Now, with Bluedot Bio’s proprietary new technology, we are driving the development of a new class of drugs that can effectively inhibit the transcription of dysregulated genes.
“If we have this capacity to target transcription factors and inhibit their ability to induce expression of genes, then we have the ability to modulate disease progression.”
– Daniel Johnson, Ph.D. – BB1001 Co-Inventor
Transcription is the fundamental biological process that converts genetic information from DNA into RNA. Transcription is also the first step in gene expression. This process is regulated by a series of proteins, including transcription factors. The human genome has hundreds of specialized transcription factors that each regulate the expression of different genes.
Once a transcription factor binds to its specific DNA sequence, it recruits RNA polymerase complex, which synthesizes RNA from the DNA template.
Normally, transcription factors only bind when specific genes need to be expressed, but when transcription factors are dysregulated, it results in the overexpression of genes that can promote diseases such as cancer.
STAT3, depicted below, is a well-known oncogene that regulates the transcription of several cancer genes. It has been implicated in several cancers, such as head and neck, lung, and colorectal, to name a few. Modulating overexpressed STAT3 is expected to reduce transcription of the target genes, resulting in tumor cell death.

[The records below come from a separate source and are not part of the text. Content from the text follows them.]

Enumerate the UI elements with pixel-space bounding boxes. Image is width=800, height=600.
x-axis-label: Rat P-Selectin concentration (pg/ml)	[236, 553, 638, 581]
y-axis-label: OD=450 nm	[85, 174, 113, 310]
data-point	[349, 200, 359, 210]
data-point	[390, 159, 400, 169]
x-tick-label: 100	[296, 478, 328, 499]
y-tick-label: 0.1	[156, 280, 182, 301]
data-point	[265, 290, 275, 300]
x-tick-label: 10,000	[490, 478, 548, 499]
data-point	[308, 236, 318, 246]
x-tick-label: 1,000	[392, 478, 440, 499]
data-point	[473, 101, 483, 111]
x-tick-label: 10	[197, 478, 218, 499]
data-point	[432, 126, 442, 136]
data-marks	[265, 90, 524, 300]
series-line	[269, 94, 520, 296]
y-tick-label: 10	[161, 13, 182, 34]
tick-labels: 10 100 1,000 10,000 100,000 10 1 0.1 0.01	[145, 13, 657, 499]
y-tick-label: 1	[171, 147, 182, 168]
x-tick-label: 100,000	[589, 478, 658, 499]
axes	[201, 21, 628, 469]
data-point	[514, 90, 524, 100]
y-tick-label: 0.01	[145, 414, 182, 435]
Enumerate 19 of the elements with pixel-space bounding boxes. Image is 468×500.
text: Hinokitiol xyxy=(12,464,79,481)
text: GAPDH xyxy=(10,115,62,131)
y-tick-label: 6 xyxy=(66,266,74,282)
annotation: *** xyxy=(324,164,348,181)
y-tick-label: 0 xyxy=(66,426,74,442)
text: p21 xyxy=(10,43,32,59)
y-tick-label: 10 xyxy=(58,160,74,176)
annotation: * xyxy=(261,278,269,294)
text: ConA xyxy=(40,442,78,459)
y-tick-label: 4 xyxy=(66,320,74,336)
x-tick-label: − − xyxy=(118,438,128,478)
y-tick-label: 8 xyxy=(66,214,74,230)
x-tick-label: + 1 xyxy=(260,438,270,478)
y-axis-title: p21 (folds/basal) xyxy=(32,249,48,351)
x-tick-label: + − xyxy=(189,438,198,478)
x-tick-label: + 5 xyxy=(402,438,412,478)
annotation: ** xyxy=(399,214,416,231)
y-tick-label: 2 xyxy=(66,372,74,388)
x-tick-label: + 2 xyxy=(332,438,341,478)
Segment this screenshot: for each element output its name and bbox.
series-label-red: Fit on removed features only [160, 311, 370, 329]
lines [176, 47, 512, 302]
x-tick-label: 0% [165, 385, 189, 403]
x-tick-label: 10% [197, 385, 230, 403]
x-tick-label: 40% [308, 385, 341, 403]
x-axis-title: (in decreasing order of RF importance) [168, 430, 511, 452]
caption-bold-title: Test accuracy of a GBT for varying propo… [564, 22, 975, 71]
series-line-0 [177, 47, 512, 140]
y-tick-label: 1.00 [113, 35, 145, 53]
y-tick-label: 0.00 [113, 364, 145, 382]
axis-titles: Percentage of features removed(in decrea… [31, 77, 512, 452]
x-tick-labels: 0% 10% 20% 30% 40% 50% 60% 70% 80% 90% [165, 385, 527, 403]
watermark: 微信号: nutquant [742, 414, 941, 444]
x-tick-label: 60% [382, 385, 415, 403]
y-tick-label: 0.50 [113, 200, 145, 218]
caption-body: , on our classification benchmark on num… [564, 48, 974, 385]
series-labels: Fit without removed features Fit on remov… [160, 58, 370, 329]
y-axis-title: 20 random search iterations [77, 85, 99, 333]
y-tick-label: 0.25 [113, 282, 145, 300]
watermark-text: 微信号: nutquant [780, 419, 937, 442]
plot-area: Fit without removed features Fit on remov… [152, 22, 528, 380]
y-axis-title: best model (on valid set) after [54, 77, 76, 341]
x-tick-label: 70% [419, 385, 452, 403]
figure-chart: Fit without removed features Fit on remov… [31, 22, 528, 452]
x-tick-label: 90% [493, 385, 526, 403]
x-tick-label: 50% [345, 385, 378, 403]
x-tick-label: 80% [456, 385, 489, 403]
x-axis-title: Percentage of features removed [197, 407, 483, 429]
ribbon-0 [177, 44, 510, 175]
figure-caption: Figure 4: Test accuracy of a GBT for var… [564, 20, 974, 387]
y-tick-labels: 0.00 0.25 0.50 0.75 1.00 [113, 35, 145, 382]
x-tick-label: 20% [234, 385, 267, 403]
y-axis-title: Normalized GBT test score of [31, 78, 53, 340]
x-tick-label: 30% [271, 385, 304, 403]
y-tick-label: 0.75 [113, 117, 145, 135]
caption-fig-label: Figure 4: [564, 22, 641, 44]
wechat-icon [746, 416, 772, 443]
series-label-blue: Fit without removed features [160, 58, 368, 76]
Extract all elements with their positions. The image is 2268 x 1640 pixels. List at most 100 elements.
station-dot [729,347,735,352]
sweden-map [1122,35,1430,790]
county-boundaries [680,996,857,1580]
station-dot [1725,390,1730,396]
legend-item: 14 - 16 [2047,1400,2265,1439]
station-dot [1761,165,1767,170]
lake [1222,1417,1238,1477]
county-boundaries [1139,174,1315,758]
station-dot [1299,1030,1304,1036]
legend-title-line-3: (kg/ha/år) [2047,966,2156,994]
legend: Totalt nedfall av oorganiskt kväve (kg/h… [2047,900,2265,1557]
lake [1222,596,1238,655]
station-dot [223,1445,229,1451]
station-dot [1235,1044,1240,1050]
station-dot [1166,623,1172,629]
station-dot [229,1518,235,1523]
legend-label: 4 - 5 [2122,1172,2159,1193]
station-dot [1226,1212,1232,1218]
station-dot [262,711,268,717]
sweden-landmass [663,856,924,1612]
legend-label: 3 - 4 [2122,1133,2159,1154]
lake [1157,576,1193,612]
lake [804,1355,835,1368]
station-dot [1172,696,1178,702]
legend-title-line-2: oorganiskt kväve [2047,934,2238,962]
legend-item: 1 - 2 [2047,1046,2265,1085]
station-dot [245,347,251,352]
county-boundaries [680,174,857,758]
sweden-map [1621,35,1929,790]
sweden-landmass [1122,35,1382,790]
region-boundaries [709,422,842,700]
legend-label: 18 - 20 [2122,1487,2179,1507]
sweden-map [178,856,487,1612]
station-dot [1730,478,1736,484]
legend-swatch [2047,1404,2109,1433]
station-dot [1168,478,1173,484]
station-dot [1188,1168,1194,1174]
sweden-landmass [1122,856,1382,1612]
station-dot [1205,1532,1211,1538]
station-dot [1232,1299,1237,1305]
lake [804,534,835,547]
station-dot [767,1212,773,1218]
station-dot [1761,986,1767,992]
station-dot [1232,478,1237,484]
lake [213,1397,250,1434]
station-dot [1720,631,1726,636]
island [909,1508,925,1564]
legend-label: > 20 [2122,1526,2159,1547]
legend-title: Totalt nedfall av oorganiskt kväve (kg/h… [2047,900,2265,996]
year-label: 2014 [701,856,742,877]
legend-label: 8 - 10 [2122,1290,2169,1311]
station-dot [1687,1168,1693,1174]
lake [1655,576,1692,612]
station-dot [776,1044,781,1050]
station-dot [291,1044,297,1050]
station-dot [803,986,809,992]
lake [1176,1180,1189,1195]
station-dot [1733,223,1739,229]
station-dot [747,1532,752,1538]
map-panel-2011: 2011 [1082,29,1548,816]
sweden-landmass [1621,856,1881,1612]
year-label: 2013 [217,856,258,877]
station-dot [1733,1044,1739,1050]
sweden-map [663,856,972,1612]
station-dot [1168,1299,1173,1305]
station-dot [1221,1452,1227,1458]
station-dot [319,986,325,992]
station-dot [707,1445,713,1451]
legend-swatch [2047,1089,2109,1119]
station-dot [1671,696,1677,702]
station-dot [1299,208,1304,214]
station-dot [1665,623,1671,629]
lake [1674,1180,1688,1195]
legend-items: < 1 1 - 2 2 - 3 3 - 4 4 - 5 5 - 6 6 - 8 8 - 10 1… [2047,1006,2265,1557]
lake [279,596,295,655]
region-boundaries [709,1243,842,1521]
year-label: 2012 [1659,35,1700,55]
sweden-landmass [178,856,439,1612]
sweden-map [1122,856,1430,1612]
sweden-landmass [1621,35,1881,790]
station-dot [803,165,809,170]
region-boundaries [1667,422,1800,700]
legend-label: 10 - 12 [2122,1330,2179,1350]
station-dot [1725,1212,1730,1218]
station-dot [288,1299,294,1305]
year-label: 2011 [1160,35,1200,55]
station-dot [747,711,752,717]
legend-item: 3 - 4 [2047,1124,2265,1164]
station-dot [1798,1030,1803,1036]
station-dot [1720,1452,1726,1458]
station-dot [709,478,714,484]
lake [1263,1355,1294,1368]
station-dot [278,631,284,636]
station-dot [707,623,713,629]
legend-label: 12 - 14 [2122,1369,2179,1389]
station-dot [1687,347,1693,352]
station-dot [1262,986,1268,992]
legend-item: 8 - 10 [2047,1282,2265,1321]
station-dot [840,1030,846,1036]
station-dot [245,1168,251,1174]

Previous small molecule inhibitors of STAT3 have shown efficacy in cell and animal models but have had limited success in humans, until the development of the STAT3 cyclic decoy.
The IL-6/JAK/STAT3 signaling pathway results in the activation of genes known for their involvement in processes such as inflammation, cell division, cell death, and tumor growth. The process begins when a ligand, such as IL-6, binds to the cell surface receptor, allowing JAK to add phosphate to the receptor.
Subsequently, STAT3 phosphorylates and dimerizes, allowing it to relocate from the cell’s cytoplasm to the nucleus. Once in the nucleus, phosphorylated STAT3 can bind to the DNA upstream of several key cancer genes and begin transcription.
BB1001 is a first-in-class cyclic oligonucleotide “decoy” molecule that specifically and avidly binds to activated STAT3. BB1001 competitively inhibits STAT3’s ability to bind to DNA and therefore prevents transcription of cancer-promoting genes. BB1001’s mechanism of action results in a therapeutic effect that hinders the progression of cancer.
After phosphorylated STAT3 enters the nucleus, it binds to a specific region of DNA before initiating transcription of key oncogenes.
However, before transcription of these cancer-promoting genes can occur, BB1001 binds to the activated STAT3, thereby preventing STAT3 from binding to DNA.